45:最速のラリードライバー平ちゃん!
「おーい。一平ちゃーん。」
「俺は一平じゃねぇ。平志だ!」
「硬いこと言うなよ一平ちゃーん。」
ニコニコしながらその男は平志のもとにやって来た。
この男が今で言うプレアデスだ。
「それでそれで?行くのか?NRC2!」
「ああ。そのつもりだ。お前も行くのか?」
「もちろん!」
「先輩たち、何の話してるんですか?」
「NRC2のことだよ。」
「NRC2?」
「そういやお前は知らなかったな。一平ちゃん。教えてやってくれ!」
「はぁ……」
こういう面倒ごと押し付けてくるのやめてくれよ。まったく。
……ま。コイツに説明とかいう能力はまともにないからしゃーないか。
「なんか蔑まれた気がする!?」
「NRC2ってのはNippon Rally Championship 2nd classの略称だ。
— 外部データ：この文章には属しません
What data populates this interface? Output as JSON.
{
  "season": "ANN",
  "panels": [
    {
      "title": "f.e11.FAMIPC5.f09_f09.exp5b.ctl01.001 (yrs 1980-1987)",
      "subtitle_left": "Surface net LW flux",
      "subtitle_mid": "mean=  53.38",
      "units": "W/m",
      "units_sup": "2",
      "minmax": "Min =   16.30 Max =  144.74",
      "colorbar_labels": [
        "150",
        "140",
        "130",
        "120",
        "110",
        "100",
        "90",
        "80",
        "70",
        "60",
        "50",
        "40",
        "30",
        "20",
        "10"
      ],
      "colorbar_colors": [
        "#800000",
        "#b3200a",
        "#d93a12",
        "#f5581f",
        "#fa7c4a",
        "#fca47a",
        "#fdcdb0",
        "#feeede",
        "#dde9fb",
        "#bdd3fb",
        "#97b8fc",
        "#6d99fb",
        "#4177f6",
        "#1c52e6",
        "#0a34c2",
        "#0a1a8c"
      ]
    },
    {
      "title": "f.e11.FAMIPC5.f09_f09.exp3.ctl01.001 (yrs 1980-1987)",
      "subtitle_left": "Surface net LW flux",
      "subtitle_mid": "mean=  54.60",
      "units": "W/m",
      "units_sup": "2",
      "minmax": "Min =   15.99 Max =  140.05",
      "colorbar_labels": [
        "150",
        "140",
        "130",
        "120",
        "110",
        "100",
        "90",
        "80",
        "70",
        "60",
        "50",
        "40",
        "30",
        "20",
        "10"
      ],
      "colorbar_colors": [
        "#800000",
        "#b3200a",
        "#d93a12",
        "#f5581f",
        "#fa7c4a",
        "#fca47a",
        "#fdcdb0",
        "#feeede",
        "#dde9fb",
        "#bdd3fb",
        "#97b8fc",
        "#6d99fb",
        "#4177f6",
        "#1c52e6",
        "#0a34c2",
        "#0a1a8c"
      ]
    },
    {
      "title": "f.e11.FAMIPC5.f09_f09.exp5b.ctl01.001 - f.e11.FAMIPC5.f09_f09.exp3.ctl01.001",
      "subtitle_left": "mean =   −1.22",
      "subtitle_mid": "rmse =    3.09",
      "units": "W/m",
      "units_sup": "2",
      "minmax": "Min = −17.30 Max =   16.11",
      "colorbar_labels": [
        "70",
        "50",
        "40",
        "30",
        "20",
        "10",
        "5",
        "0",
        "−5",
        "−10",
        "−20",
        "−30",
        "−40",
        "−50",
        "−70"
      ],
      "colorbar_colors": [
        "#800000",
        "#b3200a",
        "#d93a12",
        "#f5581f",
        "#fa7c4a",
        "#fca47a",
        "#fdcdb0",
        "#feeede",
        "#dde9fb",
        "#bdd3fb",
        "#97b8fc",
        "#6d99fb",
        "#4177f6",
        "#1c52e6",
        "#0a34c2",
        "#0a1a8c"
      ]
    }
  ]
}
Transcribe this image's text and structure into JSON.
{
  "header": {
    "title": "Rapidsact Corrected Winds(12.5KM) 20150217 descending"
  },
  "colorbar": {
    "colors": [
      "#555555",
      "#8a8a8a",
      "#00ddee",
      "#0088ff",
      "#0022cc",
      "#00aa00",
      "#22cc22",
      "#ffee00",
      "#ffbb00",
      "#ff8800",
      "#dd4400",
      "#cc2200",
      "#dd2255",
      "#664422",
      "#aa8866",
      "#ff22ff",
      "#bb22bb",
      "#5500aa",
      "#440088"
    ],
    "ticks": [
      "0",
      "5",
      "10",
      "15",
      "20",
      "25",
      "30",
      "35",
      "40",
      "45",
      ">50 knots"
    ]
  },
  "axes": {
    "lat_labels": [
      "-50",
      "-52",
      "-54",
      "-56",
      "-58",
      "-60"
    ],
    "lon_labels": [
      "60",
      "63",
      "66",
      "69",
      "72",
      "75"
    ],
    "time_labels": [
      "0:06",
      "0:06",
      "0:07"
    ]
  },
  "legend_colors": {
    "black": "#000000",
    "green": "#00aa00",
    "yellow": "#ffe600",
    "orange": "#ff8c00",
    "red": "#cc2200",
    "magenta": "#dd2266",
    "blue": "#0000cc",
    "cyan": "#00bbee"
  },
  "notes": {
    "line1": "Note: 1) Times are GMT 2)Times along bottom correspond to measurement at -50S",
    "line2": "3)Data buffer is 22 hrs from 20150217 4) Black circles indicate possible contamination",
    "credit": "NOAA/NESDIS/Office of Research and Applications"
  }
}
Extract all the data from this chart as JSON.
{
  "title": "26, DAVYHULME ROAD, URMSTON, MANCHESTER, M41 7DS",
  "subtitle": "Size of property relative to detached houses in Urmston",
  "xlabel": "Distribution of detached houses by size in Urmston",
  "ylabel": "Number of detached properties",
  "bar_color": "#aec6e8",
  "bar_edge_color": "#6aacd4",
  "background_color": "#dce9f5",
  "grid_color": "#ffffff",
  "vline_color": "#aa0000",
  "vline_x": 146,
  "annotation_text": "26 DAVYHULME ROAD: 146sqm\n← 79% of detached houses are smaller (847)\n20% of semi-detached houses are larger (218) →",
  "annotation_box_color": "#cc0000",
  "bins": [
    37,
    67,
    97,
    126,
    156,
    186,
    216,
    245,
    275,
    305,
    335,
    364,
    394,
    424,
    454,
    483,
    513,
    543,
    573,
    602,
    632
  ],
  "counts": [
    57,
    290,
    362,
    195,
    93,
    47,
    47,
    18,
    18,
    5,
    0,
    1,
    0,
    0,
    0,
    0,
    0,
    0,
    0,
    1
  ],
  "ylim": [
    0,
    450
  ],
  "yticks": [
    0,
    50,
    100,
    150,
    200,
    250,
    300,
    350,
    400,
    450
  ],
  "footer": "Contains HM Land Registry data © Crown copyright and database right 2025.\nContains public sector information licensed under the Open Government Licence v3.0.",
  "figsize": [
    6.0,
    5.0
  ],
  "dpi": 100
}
」
「1st classじゃないんですか?先輩たち運転上手いでしょ?」
「だべ?おらたちゃあそこいらのドライバーとは違うさかい。舐めるんじゃあないべ!」
「ちょっと黙ってろ。」
「ハァイ……。」
プレアデスは部屋の隅っこで(´・ω・`)と三角座りしていた。
「ゴホン。なぜ1stを選ばないかという理由だな。」
「ええ。」
「そもそも普通合法的にこんな大々的にレースができるのなら何が飛びつくと思う?」
「………あ。」
「分かったな?」
「大手クルマ企業……。」
「その通り。スバルや三菱がWRCに参戦している。普通に考えるならこの2社は普通に入ってきてもおかしくはない。いや、言に入ってきている。そんな中で一般人が勝てると思うか?」
「……無理ね。」
「それを解消するために3つに分け、大手企業が基本的に参戦しているのが1st classだ。」
「残り2つは?」
「3rdはアマチュアたちだな。」
「私もやろうかなぁ…」
「おいおい後輩ちゃん。君RX-8でしょ?絶対無理でしょ?一平ちゃんもそう思うでしょ?」
プレアデスが後輩の後ろにピタリと背後霊のごとく張り付き、肩をガッチリつかんでいた。
「まぁな。ピュアスポーツカーのRX-7の後継だからな。悪路には異様に弱いだろうな。」
「RX-8じゃダメなのね……」
「ダメというよりもラリー向きの車じゃないってだけだ。俺のランエボやあいつのインプならそういう適性はあるんだがな……。」
「それなら私、先輩たちを応援するわ。」
「そうしてくれ。」
「ちなみに馬力で階級があるんだよな。」
「階級?」
「だよな。一平ちゃん。」
「ああ。主に2クラスある。」
「2個も?」
「ああ。250~450、450~650の4つだ。」
「先輩たちはどうするの?」
「一平ちゃんは450~650馬力で俺は250~450馬力のクラスだな!」
「先輩たちの馬力は?」
「俺のランエボが600馬力でコイツのインプレッサが420馬力だ。」
「そうなんですね。ちなみにいつから始まるんです?」
二人は顔を見合わせる。
「「明日から。」」
「へ?」
NRCというラリー競技はありません。